Aylan Kurdi’s father says what happened – the tiny boat flipped in five-foot waves, and his two little boys and their mother drowned over the course of three hours.

The father of Galip and Aylan Kurdi, the young refugee boys from Syria whose drowning off a Turkish beach has touched a global nerve, said Thursday that his family had paid smugglers more than $2,000 for a voyage to a Greek island in a 15-foot boat that was quickly upended by five-foot waves. His wife also drowned.

“The waves were high, the boat started swaying and shaking. We were terrified,” said the father, Abdullah Kurdi, 40, a Syrian Kurd from the town of Kobani near the Turkish border. “I rushed to my kids and wife while the boat was flipping upside down. And in a second we were all drowning in the water.”

Choking back emotion as he spoke, Mr. Kurdi described how he had flailed about while trying to find his children as his wife held onto the capsized boat.

“I started pushing them up to the surface so they could breathe,” he said. “I had to shift from one to another. I think we were in the water for three hours trying to survive.”

He watched helplessly as one exhausted child drowned, he said, then he pushed the other toward the mother, “so he could at least keep his head up.”

Mr. Kurdi then apologized, saying he could no longer speak, ending the conversation.

He has a sister in Vancouver; she’s been trying to get them safely out for months.

The sister, Teema Kurdi, who moved to Canada about 20 years ago, told The Ottawa Citizen that she had applied for a visa that would have allowed the children and their parents to come as sponsored refugees.

“I was trying to sponsor them, and I have my friends and my neighbors who helped me with the bank deposits, but we couldn’t get them out, and that is why they went in the boat,” Ms. Kurdi, a hairdresser who lives in a suburb of Vancouver, British Columbia, told the newspaper. “I was even paying rent for them in Turkey, but it is horrible the way they treat Syrians there.”

Nothing was working, so the family tried the tiny boat.

Activists are sharing the photos of Aylan.

Photographs and video of Aylan’s lifeless body quickly spread across social networks in Turkey and then the rest of the world, posted by outraged observers, rights activists and reporters who suggested that the distressing images needed to be seen and could act as a catalyst for the international community to finally halt the war in Syria.

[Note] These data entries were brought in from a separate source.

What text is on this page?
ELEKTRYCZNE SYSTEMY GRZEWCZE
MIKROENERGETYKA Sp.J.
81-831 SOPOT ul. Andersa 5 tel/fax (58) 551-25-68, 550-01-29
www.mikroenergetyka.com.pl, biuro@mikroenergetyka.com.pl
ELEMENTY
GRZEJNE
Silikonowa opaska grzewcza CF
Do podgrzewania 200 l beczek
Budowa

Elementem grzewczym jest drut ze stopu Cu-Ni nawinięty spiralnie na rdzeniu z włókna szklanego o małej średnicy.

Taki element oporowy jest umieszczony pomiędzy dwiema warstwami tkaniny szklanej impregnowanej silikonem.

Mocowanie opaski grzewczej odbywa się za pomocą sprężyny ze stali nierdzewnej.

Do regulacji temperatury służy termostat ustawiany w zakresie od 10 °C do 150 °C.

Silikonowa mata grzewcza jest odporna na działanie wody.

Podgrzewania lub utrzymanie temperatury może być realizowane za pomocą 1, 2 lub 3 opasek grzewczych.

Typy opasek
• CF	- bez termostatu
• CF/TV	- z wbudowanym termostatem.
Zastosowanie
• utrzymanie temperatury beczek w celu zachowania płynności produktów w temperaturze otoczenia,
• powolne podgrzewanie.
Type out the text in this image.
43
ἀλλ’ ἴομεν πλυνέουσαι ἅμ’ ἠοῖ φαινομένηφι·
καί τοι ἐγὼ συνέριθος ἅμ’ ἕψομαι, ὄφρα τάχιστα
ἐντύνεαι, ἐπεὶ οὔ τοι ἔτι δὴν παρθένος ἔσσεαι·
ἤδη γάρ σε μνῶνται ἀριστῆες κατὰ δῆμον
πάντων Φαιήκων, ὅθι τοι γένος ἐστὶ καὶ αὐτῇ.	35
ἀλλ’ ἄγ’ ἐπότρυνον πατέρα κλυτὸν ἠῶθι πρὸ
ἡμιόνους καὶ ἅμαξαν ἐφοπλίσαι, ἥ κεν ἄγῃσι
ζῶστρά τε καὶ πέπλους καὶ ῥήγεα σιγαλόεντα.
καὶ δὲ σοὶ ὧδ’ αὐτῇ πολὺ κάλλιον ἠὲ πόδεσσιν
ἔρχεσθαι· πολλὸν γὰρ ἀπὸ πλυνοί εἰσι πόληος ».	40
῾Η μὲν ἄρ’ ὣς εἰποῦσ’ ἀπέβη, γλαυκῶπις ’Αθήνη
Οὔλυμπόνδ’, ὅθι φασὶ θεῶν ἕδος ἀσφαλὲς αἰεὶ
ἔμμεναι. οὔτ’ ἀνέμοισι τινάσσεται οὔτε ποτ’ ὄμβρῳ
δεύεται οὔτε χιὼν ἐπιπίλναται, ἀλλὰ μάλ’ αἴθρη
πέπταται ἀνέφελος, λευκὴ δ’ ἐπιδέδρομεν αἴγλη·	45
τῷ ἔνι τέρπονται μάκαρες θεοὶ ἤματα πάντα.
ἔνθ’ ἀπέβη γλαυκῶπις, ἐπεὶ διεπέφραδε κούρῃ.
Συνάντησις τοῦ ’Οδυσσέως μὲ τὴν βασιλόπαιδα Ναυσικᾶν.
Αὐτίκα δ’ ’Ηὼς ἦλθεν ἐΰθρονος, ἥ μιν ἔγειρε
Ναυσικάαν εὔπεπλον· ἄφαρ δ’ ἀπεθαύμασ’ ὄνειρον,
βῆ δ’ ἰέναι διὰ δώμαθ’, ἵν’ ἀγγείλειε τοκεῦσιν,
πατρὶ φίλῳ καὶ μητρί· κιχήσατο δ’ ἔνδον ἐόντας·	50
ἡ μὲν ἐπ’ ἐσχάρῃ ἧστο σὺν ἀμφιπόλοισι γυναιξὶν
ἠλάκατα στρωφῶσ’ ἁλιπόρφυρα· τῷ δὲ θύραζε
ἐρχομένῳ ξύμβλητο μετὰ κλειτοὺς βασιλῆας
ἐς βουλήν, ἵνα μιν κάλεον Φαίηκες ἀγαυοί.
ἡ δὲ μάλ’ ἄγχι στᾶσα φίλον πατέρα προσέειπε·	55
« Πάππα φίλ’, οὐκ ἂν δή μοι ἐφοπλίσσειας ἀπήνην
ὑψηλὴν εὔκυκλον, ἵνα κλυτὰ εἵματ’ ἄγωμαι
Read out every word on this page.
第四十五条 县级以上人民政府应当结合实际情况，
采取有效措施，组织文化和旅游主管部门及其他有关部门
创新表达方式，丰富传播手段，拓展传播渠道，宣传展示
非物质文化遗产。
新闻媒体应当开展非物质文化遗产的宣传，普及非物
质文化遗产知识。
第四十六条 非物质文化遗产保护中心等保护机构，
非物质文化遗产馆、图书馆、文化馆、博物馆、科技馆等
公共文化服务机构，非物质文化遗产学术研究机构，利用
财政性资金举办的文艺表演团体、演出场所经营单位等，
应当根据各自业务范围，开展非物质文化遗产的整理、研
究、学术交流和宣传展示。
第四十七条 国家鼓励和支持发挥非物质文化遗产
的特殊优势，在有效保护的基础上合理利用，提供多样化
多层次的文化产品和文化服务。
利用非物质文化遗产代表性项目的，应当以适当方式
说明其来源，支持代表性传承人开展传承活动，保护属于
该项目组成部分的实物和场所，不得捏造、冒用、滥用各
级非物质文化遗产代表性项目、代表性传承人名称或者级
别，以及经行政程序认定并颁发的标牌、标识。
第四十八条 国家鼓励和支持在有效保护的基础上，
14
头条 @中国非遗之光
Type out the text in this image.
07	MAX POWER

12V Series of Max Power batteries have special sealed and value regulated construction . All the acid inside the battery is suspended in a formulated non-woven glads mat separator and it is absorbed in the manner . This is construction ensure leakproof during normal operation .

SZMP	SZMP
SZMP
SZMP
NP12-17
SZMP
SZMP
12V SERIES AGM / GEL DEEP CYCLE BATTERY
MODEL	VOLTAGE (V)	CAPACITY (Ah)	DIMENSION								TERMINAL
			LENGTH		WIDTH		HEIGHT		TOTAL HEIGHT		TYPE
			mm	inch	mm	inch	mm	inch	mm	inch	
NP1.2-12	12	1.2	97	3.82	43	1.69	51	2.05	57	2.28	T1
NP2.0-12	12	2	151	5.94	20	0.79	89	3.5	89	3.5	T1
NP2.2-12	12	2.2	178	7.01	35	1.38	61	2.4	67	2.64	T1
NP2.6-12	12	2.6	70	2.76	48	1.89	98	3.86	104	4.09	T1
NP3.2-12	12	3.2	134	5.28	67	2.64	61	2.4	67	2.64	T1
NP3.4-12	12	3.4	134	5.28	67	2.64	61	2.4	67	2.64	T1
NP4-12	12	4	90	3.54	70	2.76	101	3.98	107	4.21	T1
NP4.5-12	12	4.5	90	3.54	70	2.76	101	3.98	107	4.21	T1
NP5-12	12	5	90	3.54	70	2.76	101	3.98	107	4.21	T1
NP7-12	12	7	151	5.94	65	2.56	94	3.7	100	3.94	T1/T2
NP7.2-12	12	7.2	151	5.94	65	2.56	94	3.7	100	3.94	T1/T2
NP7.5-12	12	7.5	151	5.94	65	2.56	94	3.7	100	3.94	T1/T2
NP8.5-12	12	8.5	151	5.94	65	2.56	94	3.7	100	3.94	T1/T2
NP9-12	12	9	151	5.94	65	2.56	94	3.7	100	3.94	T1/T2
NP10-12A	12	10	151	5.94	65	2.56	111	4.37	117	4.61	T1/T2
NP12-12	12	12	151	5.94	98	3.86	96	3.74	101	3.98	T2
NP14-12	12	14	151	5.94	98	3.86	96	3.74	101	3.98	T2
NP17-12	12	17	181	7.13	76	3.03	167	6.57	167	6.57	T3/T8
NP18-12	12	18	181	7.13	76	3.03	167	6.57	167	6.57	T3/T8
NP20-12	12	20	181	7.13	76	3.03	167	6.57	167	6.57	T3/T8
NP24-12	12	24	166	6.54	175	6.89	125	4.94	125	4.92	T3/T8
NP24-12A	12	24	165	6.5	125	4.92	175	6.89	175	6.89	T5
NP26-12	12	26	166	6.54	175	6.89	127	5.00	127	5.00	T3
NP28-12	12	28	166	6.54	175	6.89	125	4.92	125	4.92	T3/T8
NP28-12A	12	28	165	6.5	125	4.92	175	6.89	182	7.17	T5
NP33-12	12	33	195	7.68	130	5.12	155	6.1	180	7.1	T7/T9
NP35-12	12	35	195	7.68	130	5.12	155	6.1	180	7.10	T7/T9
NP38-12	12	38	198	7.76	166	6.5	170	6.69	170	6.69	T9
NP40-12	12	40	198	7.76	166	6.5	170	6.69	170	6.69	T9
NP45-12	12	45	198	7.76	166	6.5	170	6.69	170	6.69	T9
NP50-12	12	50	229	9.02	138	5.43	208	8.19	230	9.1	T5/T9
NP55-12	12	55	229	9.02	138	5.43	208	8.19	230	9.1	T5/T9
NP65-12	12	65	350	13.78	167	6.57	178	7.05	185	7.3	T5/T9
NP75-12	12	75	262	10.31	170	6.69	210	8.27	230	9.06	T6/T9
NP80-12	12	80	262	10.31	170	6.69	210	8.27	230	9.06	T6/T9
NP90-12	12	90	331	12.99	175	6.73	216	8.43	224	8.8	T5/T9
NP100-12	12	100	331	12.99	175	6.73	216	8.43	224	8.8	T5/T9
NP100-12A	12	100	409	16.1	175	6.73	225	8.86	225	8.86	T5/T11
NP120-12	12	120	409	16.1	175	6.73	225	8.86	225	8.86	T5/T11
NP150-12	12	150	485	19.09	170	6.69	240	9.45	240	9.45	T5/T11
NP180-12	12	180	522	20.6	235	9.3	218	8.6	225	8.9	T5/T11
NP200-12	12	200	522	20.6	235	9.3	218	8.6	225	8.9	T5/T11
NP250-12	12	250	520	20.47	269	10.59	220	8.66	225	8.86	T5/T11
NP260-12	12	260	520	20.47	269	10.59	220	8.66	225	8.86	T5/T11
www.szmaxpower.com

Among those who shared the images and expressed their dismay were Liz Sly, a Washington Post correspondent covering the war in Syria; Nadim Houry and Peter Bouckaert of Human Rights Watch; David Miliband, the president of the International Rescue Committee; and activists in the Syrian city of Raqqa and living under the rule of Islamic State militants.

Then there were arguments about the ethics of sharing the photo.

There were also disagreements inside newsrooms about whether to publish or even share the images. A number of reporters argued forcefully that it was necessary to confront the public with the human toll of the war in Syria, and the impact of policies that make it difficult for refugees to find asylum in Europe. But many editors were concerned about shocking their readers and wanted to avoid the appearance of trafficking in sensational images for profit.

It’s not a sensational image though. Emotive, but not sensational. There’s a difference.

By the end of the day, there was unusual agreement among the editors of newspapers across the political spectrum in Britain who decided to feature the images on their front pages, along with calls for action from Prime Minister David Cameron.

Kim Murphy, the assistant managing editor of The Los Angeles Times for foreign and national news, said there had been a consensus among the paper’s senior editors to show the boy as he was discovered, face down on the beach.

“The image is not offensive, it is not gory, it is not tasteless — it is merely heartbreaking, and stark testimony of an unfolding human tragedy that is playing out in Syria, Turkey and Europe, often unwitnessed,” she said. “We have written stories about hundreds of migrants dead in capsized boats, sweltering trucks, lonely rail lines, but it took a tiny boy on a beach to really bring it home to those readers who may not yet have grasped the magnitude of the migrant crisis.”